De toute évidence, les syndicats ont tenu parole et les patrons ont encore une fois manqué à la leur.
Mais cela n'a pas empêché l'AFL-CIO de se précipiter pour apporter son soutien à la guerre contre l'Afghanistan dès que Bush a envoyé ses bombardiers. Quelles que soient ses récriminations contre la façon dont Bush traite les syndicats à l'intérieur des États-Unis, l'AFL-CIO lui a donné un chèque en blanc non seulement pour s'en prendre au peuple afghan, mais pour se lancer aux quatre coins de la planète dans une guerre sans fin contre le " terrorisme ". Ce qui signifie, en outre, de nouvelles attaques contre les libertés civiques, par l'intermédiaire notamment de la loi dite " patriote " qui transforme en délit le fait de manifester contre la guerre. La réaction de Sweeney et des autres dirigeants de l'AFL-CIO a été de geindre, en se contentant de rappeler mollement à Bush que les États-Unis avaient été fondés sur le " respect " des libertés civiques sauf, bien sûr, quand des citoyens sont déterminés à s'en servir.
Leur réaction face à la guerre en Afghanistan montre qu'ils sont tout aussi inféodés à l'impérialisme américain que n'importe lequel de leurs prédécesseurs.
Des miettes qui coûtent cher
La politique de collaboration de classe proposée par Gompers lors de la guerre hispano-américaine s'est pleinement réalisée dans les décennies qui ont suivi, avec la Première puis la Deuxième Guerres mondiales, puis la guerre froide, la guerre de Corée, la guerre du Vietnam, la guerre contre l'Irak, qui continue depuis des années, et la guerre contre l'Afghanistan.
On pourrait dire que, du point de vue des appareils syndicaux, cette politique a été un succès.
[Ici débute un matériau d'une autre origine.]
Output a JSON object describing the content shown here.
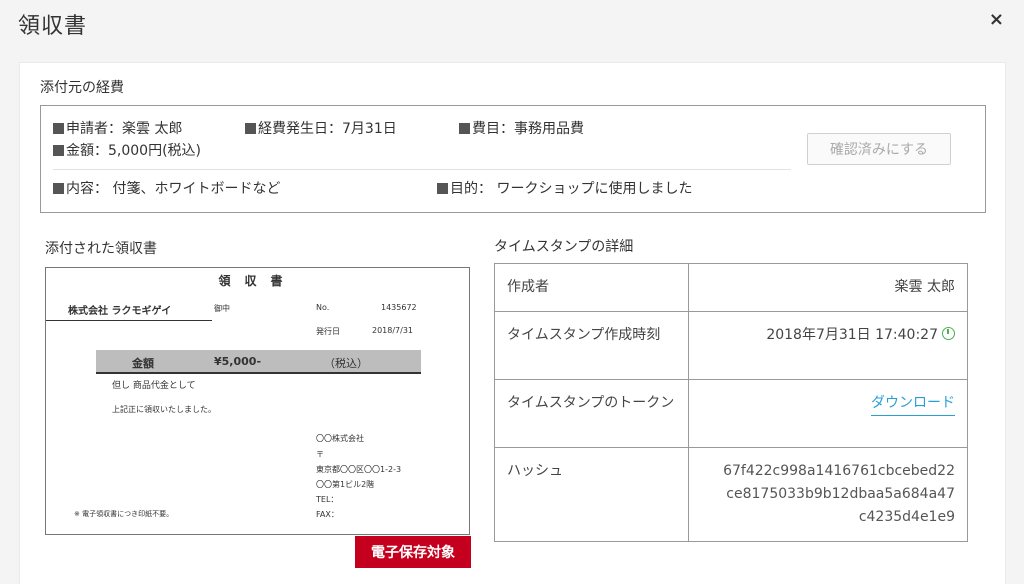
{
  "modal": {
    "title": "領収書",
    "close_label": "×"
  },
  "expense": {
    "section_label": "添付元の経費",
    "applicant": "申請者：楽雲 太郎",
    "date": "経費発生日：7月31日",
    "category": "費目：事務用品費",
    "amount": "金額：5,000円(税込)",
    "content": "内容： 付箋、ホワイトボードなど",
    "purpose": "目的： ワークショップに使用しました",
    "confirm_button": "確認済みにする"
  },
  "receipt": {
    "section_label": "添付された領収書",
    "title": "領収書",
    "company": "株式会社 ラクモギゲイ",
    "onchu": "御中",
    "no_label": "No.",
    "no_value": "1435672",
    "date_label": "発行日",
    "date_value": "2018/7/31",
    "amount_label": "金額",
    "amount_value": "¥5,000-",
    "amount_tax": "（税込）",
    "tadashi": "但し 商品代金として",
    "received": "上記正に領収いたしました。",
    "issuer_lines": [
      "〇〇株式会社",
      "〒",
      "東京都〇〇区〇〇1-2-3",
      "〇〇第1ビル2階",
      "TEL：",
      "FAX："
    ],
    "note": "※ 電子領収書につき印紙不要。",
    "badge": "電子保存対象"
  },
  "timestamp": {
    "section_label": "タイムスタンプの詳細",
    "rows": [
      {
        "key": "作成者",
        "value": "楽雲 太郎"
      },
      {
        "key": "タイムスタンプ作成時刻",
        "value": "2018年7月31日 17:40:27"
      },
      {
        "key": "タイムスタンプのトークン",
        "value": "ダウンロード"
      },
      {
        "key": "ハッシュ",
        "value": [
          "67f422c998a1416761cbcebed22",
          "ce8175033b9b12dbaa5a684a47",
          "c4235d4e1e9"
        ]
      }
    ]
  },
  "colors": {
    "badge": "#c5001e",
    "link": "#2a9fd6",
    "clock": "#4caf50"
  }
}
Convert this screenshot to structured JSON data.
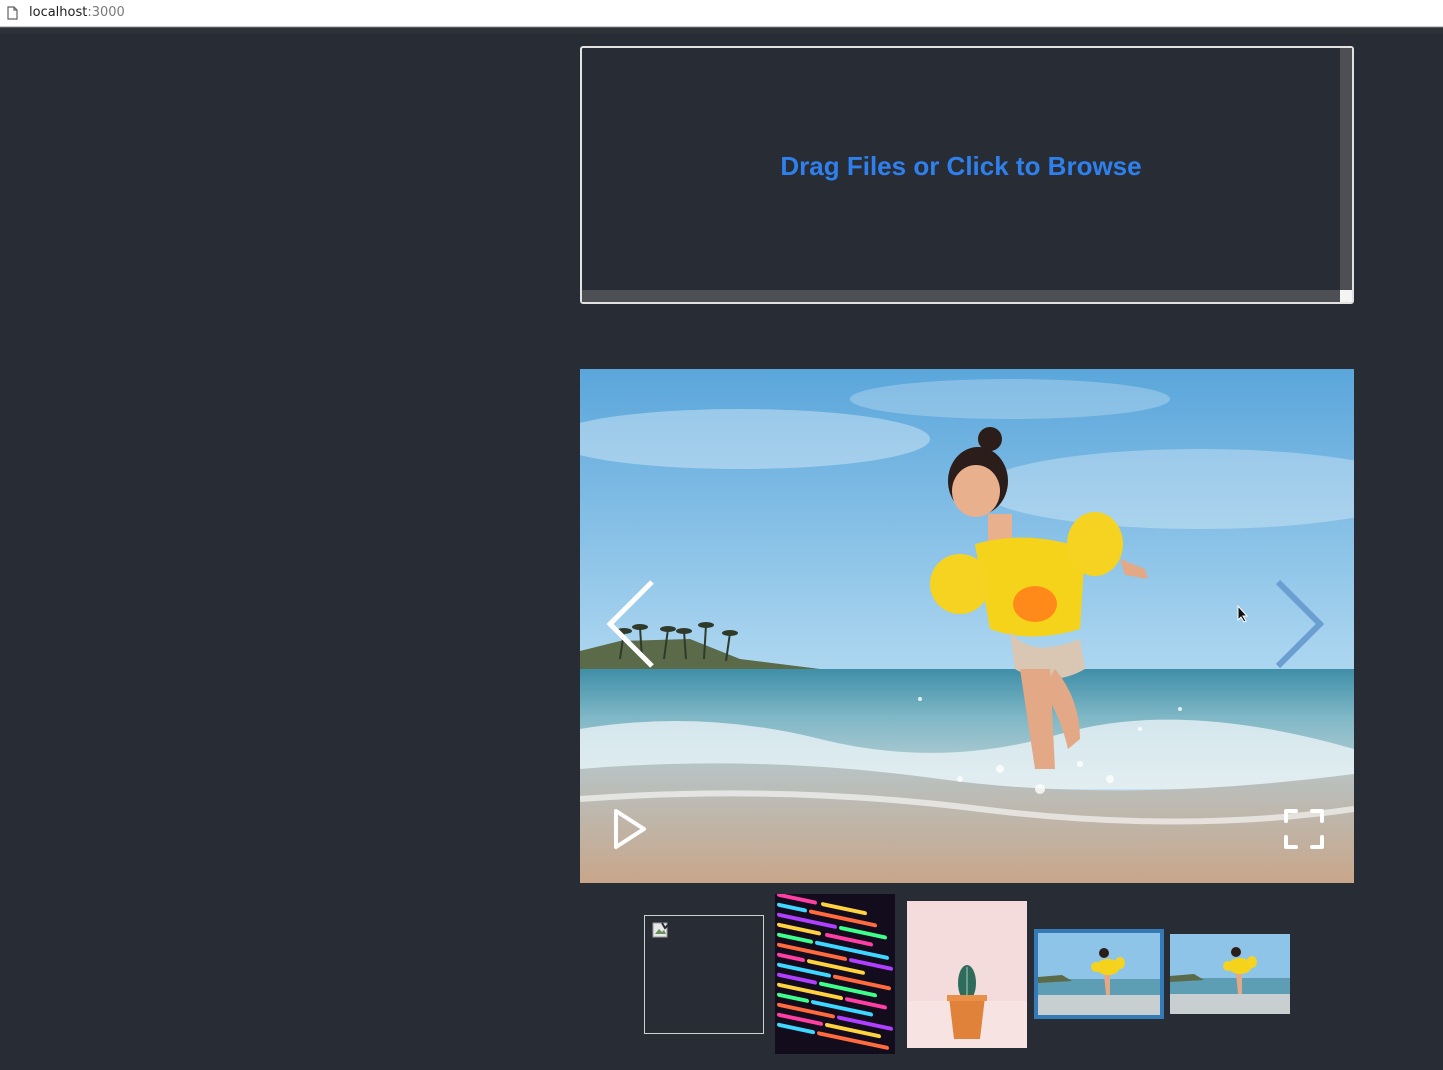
{
  "browser": {
    "url_host": "localhost",
    "url_port": ":3000"
  },
  "dropzone": {
    "label": "Drag Files or Click to Browse",
    "accent_color": "#2f80ed"
  },
  "gallery": {
    "active_index": 3,
    "icons": {
      "prev": "chevron-left-icon",
      "next": "chevron-right-icon",
      "play": "play-icon",
      "fullscreen": "fullscreen-icon"
    },
    "thumbnails": [
      {
        "name": "broken-image"
      },
      {
        "name": "colorful-code"
      },
      {
        "name": "cactus-pot"
      },
      {
        "name": "girl-at-beach"
      },
      {
        "name": "girl-at-beach"
      }
    ],
    "active_border_color": "#337ab7"
  }
}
Les dirigeants en ont tiré des avantages : ils occupent des postes dans la société bourgeoise, ils ont acquis un certain prestige. Ils ont même été autorisés à se mêler à la bourgeoisie à l'occasion d'un dîner ou d'un voyage d'agrément. Ils ont obtenu quelques avantages matériels à distribuer à une partie de la classe ouvrière. Il ne s'agit que de miettes quand on les compare aux richesses accumulées par le grand capital américain, mais ces miettes ont été utilisées pour lier une partie de la classe ouvrière à l'impérialisme.
Par contre, pour la classe ouvrière dans son ensemble, cette collaboration de classe entre les syndicats et la bourgeoisie a été un désastre. La classe ouvrière n'a pas seulement servi de chair à canon dans les guerres de l'impérialisme ; aux États-Unis même, elle a été affaiblie et démoralisée dans sa lutte pour la défense de ses propres intérêts.
Pour reprendre les mots de Daniel DeLeon, les dirigeants syndicaux ne peuvent pas être les " lieutenants ouvriers du capital " dans le reste du monde et agir différemment aux États-Unis.
Ce qui est condamnable dans l'histoire centenaire des dirigeants syndicaux, ce n'est pas seulement le fait qu'ils ont soutenu les guerres de l'impérialisme, les coups d'État militaires, la torture, qu'ils ont brisé des grèves, etc. même s'il s'agit là d'infamies. C'est avant tout le fait d'avoir été un frein pour la classe ouvrière américaine, dans les périodes où elle était prête à s'opposer à la guerre et aux sacrifices que lui demandait la bourgeoisie. Ce sont autant d'occasions manquées, que la classe ouvrière continue à payer très cher.